Contrary to popular belief, a study by Lynn I. Gibbs, et al., appearing in the Journal of the Louisiana State Medical Society found there's little difference in the temperature rise between a light-grey minivan with partially opened windows and a dark-colored sedan with the windows closed. In the study, both vehicles heated up by 20° within the first 10 minutes and at one hour had only a 2° temperature difference.
Most charts that show the rise in car cabin temperature start at 70° days. But even a 50° or 60° day can have temperature increases with similar increments. For many dog breeds, particularly those with thick or long hair or short snouts, a car can still heat up enough on these cooler days to cause hyperthermia or heat stroke.

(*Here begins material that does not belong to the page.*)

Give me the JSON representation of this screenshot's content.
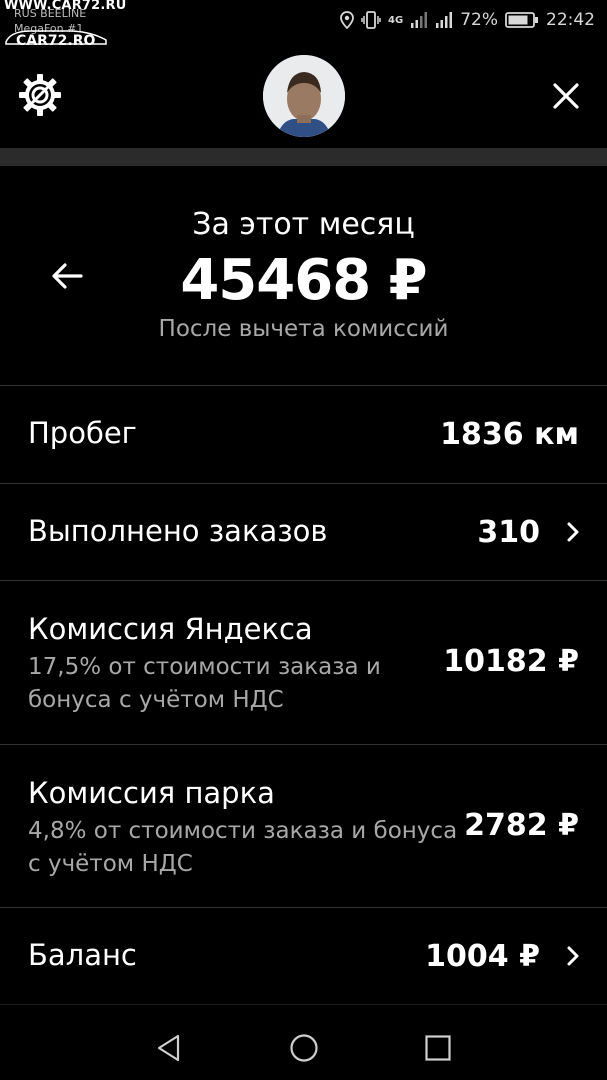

Even for those smart dog owners who would never leave their dog in the car on a warm day, there's still the potential for danger. There have been many documented cases where a dog owner has unintentionally left a dog in the car because the dog is sleeping quietly in the back. To prevent such an incident, always place your dog's leash on top of your purse or in a conspicuous place so when you get out of the car, you're reminded Felix or Fido is in the vehicle.
Exercise in hot or sunny weather poses increased risk
Dogs are also particularly prone to heat exhaustion or heatstroke when they're overexercised, especially during hot weather but also on mild, sunny days. As mentioned above, certain breeds are particularly prone. Always monitor your dog's behavior. If it begins to pant or drool or wants to stop, don't push it. Give your dog the rest and shade it needs.
Signs of hyperthermia or heatstroke in dogs and cats
The signs of heatstroke or hyperthermia are similar in both dogs and cats. A dog doesn't have to experience all the symptoms to be in danger. Any one or more symptoms can be a sign your dog is in distress. The result if not caught and treated quickly could be coma or death.
● excessive drooling
● pale gums
● bright red tongue
● difficulty breathing
● increased heart rate
● irregular heart beat
● little to no urination
● fever, 103° Fahrenheit or more
● heartbeat or breathing stops
● muscle tremors
What to do if your dog overheats
If your dog is experiencing heat exhaustion or shows signs of heatstroke or hyperthermia, you should get your dog out of the heat and sun immediately. Move your dog into some shade or preferably air conditioning.
In addition for dogs, you can use a hose or put the dog in a tub of tepid but not cold water. Since most cats hate baths, instead try just dipping your cat's feet in a sink of tepid water. You can also wet a towel and rub your cat or dog down concentrating especially on the head, neck, and underside of the legs. Although it might sound helpful to feed your dog ice or icy cold water, it's dangerous to cool down an overheated animal in this manner.
What to do if you see a dog left in a hot car
In the United States, there are 13 states with laws about dogs being left in vehicles. The laws vary by state but are in place in Arizona, California, Delaware, Illinois, Maine, Maryland, Massachusetts, Minnesota, Nevada, New Hampshire, New Jersey, New York, and North Carolina. Dog owners should be aware of their state's laws or any state they may be traveling to.
Even in states where laws are not in place, good samaritans can take action to protect or save the life of an animal left in a hot vehicle. If you see a dog left in a parked car in temperatures that could easily escalate inside the cabin, or if an animal shows signs of distress, call 911. Also, you can go into the store where the car is parked and ask that the owner of the vehicle be paged over the store intercom.